对于新年的热情,西方人确实是要比中国高得多。
多伦多最热闹的市中心平时路上的人都不是很多,在人行道上或广场上,即使是你突然停下来左顾右盼,或者拍照,都不会因此而阻碍交通。但是,2005年的最后一夜,在去往城市广场的路上,人多得水泄不通,真是可比上海的南京路了。
而在广场上,人更像是沙丁鱼一样挤在一起。感觉像是整个城市的人都来了,我想可能要以万计的,挤在这个约有一个足球场大的广场上。从远处放眼望去,人潮的壮观让我血脉喷张,人群的密集程度真可比在麦加朝圣的穆斯林。我一个人杀入重围,挤来挤去,总想挤到一个能更好地看见舞台的地方,但就是没有成功。在我的前后左右都是人。我的双手放在大衣的口袋里是伸不出来的,因为都被人挤住了。这很像是国内春运时的硬座车厢。不过,因为天冷,大家都穿着厚重的大衣。所以,虽然很挤,但却都是软绵绵的,不会不舒服。而且虽然很拥挤,但都是很有秩序的。挤向前的时候大家都是往一个方向,你受力是从一个方向来的,而不是从四面八方来的,这样就很好应付,另外,人群会很自觉地留出一条专门供人进退的通道,所有的挤的动作都在这条不大的通道里发生,所以不会产生大规模的拥挤,也就不会产生意外。在如此密不透风的人群中,挤在我前面的一个母亲还推着婴儿车,里面是她的小孩。我想,这在国内可是万万不敢做的事情啊。此时的人就像是一块海绵,本来以为确实没有地方了,但却又总是挤进一些人。呵呵。因为人多,体温凑到一起,所以全然不觉零下几度的寒冷。人类就是这样互相取暖的,哈哈。这好像是留在多伦多过冬的鸽子,它们在风雪夜都会躲在一些建筑物的屋檐下,挤凑在一起取暖。
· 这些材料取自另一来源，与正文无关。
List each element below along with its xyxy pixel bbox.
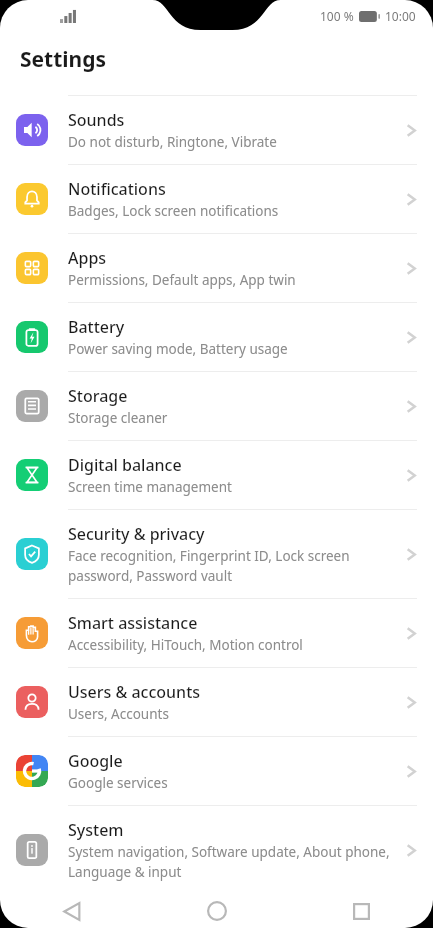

舞台不算很大,但是装点得很精致。习惯于开派对的西方人,对这些公众活动的热情都很高,而且很投入,有的人还尽量把自己打点得更具节日气氛。有的人头戴新年的帽子。有的穿着鲜艳的衣服。不少人们手拿彩色条型气球,随着台上乐队的鼓声摇摆。呵呵,这与我参加的许多国内的表演很不同。在国内的演唱会或者什么的,都会有几个人受雇站在舞台边,专门从事鼓动观众反应的工作,譬如鼓掌啊,吹口哨啊。这里倒没有,观众的心情一看就是不需要调动的。越靠近舞台的人就越狂热,台上的乐手忘情演奏,节奏强烈,台下群魔乱舞,无数的照灯,照亮了一张张欢呼的笑脸。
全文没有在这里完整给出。